Lab studies are conducted for multiple reasons:

a) Can control selected conditions because mill process variability can quickly confound any investigation analysis

b) Able to test-evaluate one variable at a time while holding the other conditions constant to highlight impacts

c) Lab testing is much less expensive

d) Quickly testing a number of variables is possible

e) Lab investigations do not pose plant metallurgical risks

Plant system factors are difficult to simulate in the lab but good, direct chemistry and some physical variable information is possible. It is possible when using a proper lab test procedure and well designed test program to gain more information from flotation data and subsequent analyses that can better correlate and predict process response. This maximizes returns on the testing cost.

Grade-recovery (G-R) tradeoffs often confounds analysis of individual test conditions because individual tests rarely provide identical concentrate grades for direct recovery assessment and vice versa. Further, typically plant circuits are capacity limited meaning any condition that changes flotation rates directly impact recoveries. Lab tests are static and thus are limited in adequately predicting plant dynamic responses. Strictly looking at grade and recovery metallurgical data does not provide any flotation rate information. Using a ‘kinetics’ lab test procedure provides data for proper grade-recovery and flotation kinetics analysis, greatly increasing the amount of predictive information.

A lab test testing protocol and analysis procedures are outlined below that will maximize lab test data value. Using the procedure defined and explained below can provide results having greater predictive value. The goal of this paper is to provide a simple yet effective lab testing strategy and subsequent data analysis of the float test results that will increase understanding how conditions investigated are more likely to correlate with expected plant response.

Testing and Data Analysis Goals

The procedure flowsheet provided in the Appendix provides the procedure recommended. The procedure outlined is valid and robust, easy to use, provides comparative metallurgy and also flotation kinetics data. The grind times, where chemicals are added and conditioned, etc. are mine and process specific and these must be used to adequately simulate the plant conditions.

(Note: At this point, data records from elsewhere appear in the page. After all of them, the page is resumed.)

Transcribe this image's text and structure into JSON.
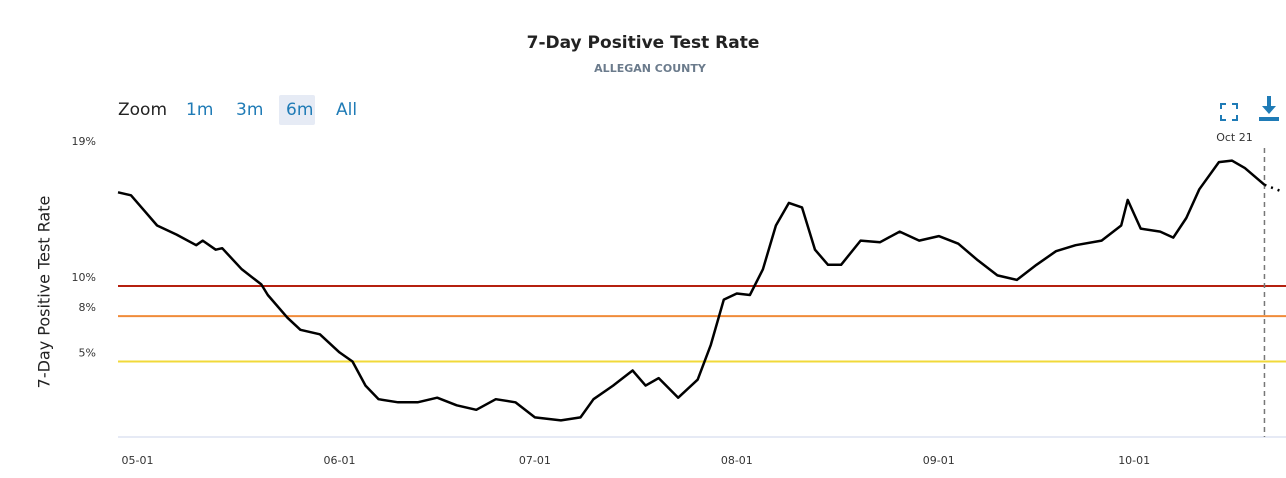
{
  "zoom": {
    "label": "Zoom",
    "buttons": [
      "1m",
      "3m",
      "6m",
      "All"
    ],
    "selected": "6m"
  },
  "chart_data": {
    "type": "line",
    "title": "7-Day Positive Test Rate",
    "subtitle": "ALLEGAN COUNTY",
    "y_axis_label": "7-Day Positive Test Rate",
    "x": [
      "04-28",
      "04-30",
      "05-02",
      "05-04",
      "05-07",
      "05-10",
      "05-11",
      "05-13",
      "05-14",
      "05-17",
      "05-20",
      "05-21",
      "05-24",
      "05-26",
      "05-29",
      "06-01",
      "06-03",
      "06-05",
      "06-07",
      "06-10",
      "06-13",
      "06-16",
      "06-19",
      "06-22",
      "06-25",
      "06-28",
      "07-01",
      "07-05",
      "07-08",
      "07-10",
      "07-13",
      "07-16",
      "07-18",
      "07-20",
      "07-23",
      "07-26",
      "07-28",
      "07-30",
      "08-01",
      "08-03",
      "08-05",
      "08-07",
      "08-09",
      "08-11",
      "08-13",
      "08-15",
      "08-17",
      "08-20",
      "08-23",
      "08-26",
      "08-29",
      "09-01",
      "09-04",
      "09-07",
      "09-10",
      "09-13",
      "09-16",
      "09-19",
      "09-22",
      "09-26",
      "09-29",
      "09-30",
      "10-02",
      "10-05",
      "10-07",
      "10-09",
      "10-11",
      "10-14",
      "10-16",
      "10-18",
      "10-21",
      "10-24"
    ],
    "series": [
      {
        "name": "7-Day Positive Test Rate",
        "color": "#000000",
        "values": [
          16.2,
          16.0,
          15.0,
          14.0,
          13.4,
          12.7,
          13.0,
          12.4,
          12.5,
          11.1,
          10.1,
          9.4,
          7.9,
          7.1,
          6.8,
          5.6,
          5.0,
          3.4,
          2.5,
          2.3,
          2.3,
          2.6,
          2.1,
          1.8,
          2.5,
          2.3,
          1.3,
          1.1,
          1.3,
          2.5,
          3.4,
          4.4,
          3.4,
          3.9,
          2.6,
          3.8,
          6.1,
          9.1,
          9.5,
          9.4,
          11.1,
          14.0,
          15.5,
          15.2,
          12.4,
          11.4,
          11.4,
          13.0,
          12.9,
          13.6,
          13.0,
          13.3,
          12.8,
          11.7,
          10.7,
          10.4,
          11.4,
          12.3,
          12.7,
          13.0,
          14.0,
          15.7,
          13.8,
          13.6,
          13.2,
          14.5,
          16.4,
          18.2,
          18.3,
          17.8,
          16.7,
          16.2
        ]
      }
    ],
    "xlim": [
      "04-28",
      "10-24"
    ],
    "xticks": [
      "05-01",
      "06-01",
      "07-01",
      "08-01",
      "09-01",
      "10-01"
    ],
    "ylim": [
      0,
      19.2
    ],
    "yticks": [
      {
        "value": 5,
        "label": "5%"
      },
      {
        "value": 8,
        "label": "8%"
      },
      {
        "value": 10,
        "label": "10%"
      },
      {
        "value": 19,
        "label": "19%"
      }
    ],
    "plot_lines": [
      {
        "value": 10,
        "color": "#b5200f"
      },
      {
        "value": 8,
        "color": "#f08b3a"
      },
      {
        "value": 5,
        "color": "#f1d93a"
      }
    ],
    "annotation": {
      "x": "10-21",
      "label": "Oct 21"
    }
  }
}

In a single test, grade-recovery curve (G-R) metallurgical information and kinetics data can be calculated, plotted and analyzed. Timed froth samples are collected which are filtered, dried, weighed and assayed as normal. Cumulative concentrate grades and recoveries-distributions are obtained mathematically combining froth sequentially for each assay constituent. Two plots can be generated from this data:

  • Grade-Recovery (G-R): For each element of concern, plot the cumulative grade on the x-axis and cumulative recovery on the y-axis. This curve means that equivalent metallurgical results are obtained at any point on this curve. Note as shown in the example graph, the goal is to improve metallurgy, meaning the G-R curve is shifted to the right. As noted in the illustration below, at same concentrate grades or both conditions the rightward shifted test G-R curve shows effectively higher recovery was achieved if the test condition if the conditions of both tests could be controlled sufficiently to obtain equal concentrate grades.Further, if concentrate grade is of concern, the reverse analysis can be done by holding the recovery constant the difference in concentrate grades may be determined.

    Grade-Recovery Curves














  • Kinetics: For each element under investigation, plot the cumulative flotation time on the x-axis and cumulative recovery on the y-axis. This curve provides how fast the elements (associated minerals) are floated. Generally, higher kinetics is desired to maximize flotation recovery in the limited flotation circuit capacity.














As shown in the graphs, each test condition (collector type, dosage, pH, etc.) may and should be plotted on the same graph for direct comparison. This analyzed data really highlights test condition differences and are used to more validly draw metallurgical and plant response predictive conclusions.